About 6 months ago I came across a diet program in one of my fitness magazines and decided to try it. After 1 week all my symptoms were gone. Including constipation, headaches, burping, gas, ankle knee and elbow pain, the feeling of hungover upon waking, and most of all my energy level was amazing.

I started researching and found out the diet was gluten free. It was recommended to only stay on this diet for 21 days since it was also calorie restriction. Within a few days all my symptoms were back. I decided to go gluten-free again and made an appointment with a GI doctor.

I am not sure the doctor believed me since I am not underweight and "sickly" looking.

He did blood work on me even though I was already gluten-free and told me it would be fine. The test came back negative. Then he told me to stay gluten-free and see how I felt for 6-8 weeks.
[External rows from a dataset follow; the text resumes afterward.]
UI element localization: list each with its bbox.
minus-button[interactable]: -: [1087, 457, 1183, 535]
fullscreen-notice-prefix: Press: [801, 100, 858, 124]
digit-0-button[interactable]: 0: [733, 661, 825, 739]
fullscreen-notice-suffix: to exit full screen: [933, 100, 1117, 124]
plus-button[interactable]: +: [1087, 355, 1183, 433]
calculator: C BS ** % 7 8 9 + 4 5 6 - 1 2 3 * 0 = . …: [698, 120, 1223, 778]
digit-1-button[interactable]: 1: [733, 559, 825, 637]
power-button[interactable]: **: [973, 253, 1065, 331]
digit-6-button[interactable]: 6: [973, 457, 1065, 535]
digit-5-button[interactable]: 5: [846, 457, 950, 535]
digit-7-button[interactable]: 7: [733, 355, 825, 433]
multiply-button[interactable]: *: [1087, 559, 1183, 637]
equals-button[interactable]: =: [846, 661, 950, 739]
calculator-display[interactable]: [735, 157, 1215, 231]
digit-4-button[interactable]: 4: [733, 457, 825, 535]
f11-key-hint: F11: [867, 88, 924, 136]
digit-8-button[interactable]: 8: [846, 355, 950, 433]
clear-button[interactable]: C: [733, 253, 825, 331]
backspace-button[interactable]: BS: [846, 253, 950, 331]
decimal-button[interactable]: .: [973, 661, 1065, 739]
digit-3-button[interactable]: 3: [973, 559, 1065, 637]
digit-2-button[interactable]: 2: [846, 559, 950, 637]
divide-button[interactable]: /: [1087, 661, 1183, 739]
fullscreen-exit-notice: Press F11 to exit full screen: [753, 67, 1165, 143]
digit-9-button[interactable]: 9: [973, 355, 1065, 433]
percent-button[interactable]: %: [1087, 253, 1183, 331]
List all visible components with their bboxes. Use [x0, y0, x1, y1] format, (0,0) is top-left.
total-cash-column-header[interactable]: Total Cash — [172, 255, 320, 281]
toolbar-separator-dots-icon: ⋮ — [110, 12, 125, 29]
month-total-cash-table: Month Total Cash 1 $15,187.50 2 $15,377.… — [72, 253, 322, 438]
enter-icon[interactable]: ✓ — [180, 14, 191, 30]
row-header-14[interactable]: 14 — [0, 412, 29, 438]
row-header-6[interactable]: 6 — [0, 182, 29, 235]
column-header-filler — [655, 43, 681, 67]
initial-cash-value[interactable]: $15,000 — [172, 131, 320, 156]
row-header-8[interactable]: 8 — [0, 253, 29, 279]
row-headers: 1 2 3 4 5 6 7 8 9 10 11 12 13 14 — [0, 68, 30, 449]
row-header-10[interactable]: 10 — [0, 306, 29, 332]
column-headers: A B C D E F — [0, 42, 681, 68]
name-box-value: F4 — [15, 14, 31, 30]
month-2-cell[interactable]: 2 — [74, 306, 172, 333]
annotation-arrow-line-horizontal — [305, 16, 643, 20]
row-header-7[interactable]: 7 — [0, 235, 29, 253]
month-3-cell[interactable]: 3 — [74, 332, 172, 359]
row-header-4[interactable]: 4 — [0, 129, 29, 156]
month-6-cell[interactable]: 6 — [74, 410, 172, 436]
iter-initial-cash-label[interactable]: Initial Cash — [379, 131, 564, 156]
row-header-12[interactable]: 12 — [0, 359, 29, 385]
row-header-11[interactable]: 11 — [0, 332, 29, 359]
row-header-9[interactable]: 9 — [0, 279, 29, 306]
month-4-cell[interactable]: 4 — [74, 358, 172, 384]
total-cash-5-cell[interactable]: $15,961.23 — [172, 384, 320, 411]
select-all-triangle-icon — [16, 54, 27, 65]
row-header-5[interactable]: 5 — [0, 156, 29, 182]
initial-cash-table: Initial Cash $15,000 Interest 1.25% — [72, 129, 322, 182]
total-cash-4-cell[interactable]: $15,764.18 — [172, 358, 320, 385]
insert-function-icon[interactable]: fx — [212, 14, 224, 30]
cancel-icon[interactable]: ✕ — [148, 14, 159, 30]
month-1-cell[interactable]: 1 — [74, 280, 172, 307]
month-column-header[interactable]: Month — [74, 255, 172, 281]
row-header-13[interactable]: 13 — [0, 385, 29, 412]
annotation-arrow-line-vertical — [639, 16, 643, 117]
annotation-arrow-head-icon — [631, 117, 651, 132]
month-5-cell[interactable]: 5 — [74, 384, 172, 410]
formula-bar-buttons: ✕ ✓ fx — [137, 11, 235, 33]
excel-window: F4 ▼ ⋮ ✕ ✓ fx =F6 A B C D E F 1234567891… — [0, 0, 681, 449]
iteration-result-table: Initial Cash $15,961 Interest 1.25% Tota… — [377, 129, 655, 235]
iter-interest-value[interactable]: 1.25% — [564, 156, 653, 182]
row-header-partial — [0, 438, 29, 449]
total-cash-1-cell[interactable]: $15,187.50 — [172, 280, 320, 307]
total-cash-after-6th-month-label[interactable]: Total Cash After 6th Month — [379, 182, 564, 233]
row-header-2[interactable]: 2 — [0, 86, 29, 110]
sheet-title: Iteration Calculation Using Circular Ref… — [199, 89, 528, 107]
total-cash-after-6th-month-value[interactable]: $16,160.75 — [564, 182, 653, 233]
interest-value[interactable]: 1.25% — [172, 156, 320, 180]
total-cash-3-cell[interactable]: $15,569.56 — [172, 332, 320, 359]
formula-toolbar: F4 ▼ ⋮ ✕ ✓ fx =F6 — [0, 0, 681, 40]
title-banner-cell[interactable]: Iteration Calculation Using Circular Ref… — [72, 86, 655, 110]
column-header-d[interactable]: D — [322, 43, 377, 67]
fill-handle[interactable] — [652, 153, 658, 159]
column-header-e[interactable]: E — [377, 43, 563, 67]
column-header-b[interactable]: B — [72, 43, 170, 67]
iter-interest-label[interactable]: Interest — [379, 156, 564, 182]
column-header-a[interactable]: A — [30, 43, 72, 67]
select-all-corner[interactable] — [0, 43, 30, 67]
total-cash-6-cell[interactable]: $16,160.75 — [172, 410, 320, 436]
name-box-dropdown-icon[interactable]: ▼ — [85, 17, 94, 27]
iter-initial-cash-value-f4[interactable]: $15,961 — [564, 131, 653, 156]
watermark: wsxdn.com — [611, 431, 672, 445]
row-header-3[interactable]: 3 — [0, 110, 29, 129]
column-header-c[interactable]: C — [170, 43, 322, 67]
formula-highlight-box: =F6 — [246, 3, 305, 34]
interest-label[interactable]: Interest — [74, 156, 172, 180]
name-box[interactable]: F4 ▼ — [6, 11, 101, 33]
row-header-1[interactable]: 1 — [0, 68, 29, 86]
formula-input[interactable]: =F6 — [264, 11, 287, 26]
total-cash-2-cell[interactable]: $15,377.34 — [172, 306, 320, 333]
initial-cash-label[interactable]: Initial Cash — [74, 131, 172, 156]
I scheduled a followup and told him that I still felt amazing and he said he would do a two week gluten challenge and a biopsy.

During the two weeks all of my symptoms of gas, bloating, weight gain, constipation and mouth sores returned. I also was so fatigued I slept for an entire weekend. When I would start eating I would become very dizzy and nauseous, a few times throwing up my food.

The biopsy results were negative and now my doc has pretty much said he doesn't know and I feel as though he has dismissed me.

I guess my question is should I seek a second opinion? Shouldn't blood work have been repeated after the gluten challenge?

Could I still have celiac disease?

Please Please help if you can with a response. I am just trying to get better.

The only way to know for sure if you have celiac disease is to stay on a gluten diet for awhile and get biopsied. If you felt amazing on a gluten-free diet, why not just stay on it and assume you have it? Or at least assume you are "gluten intolerant."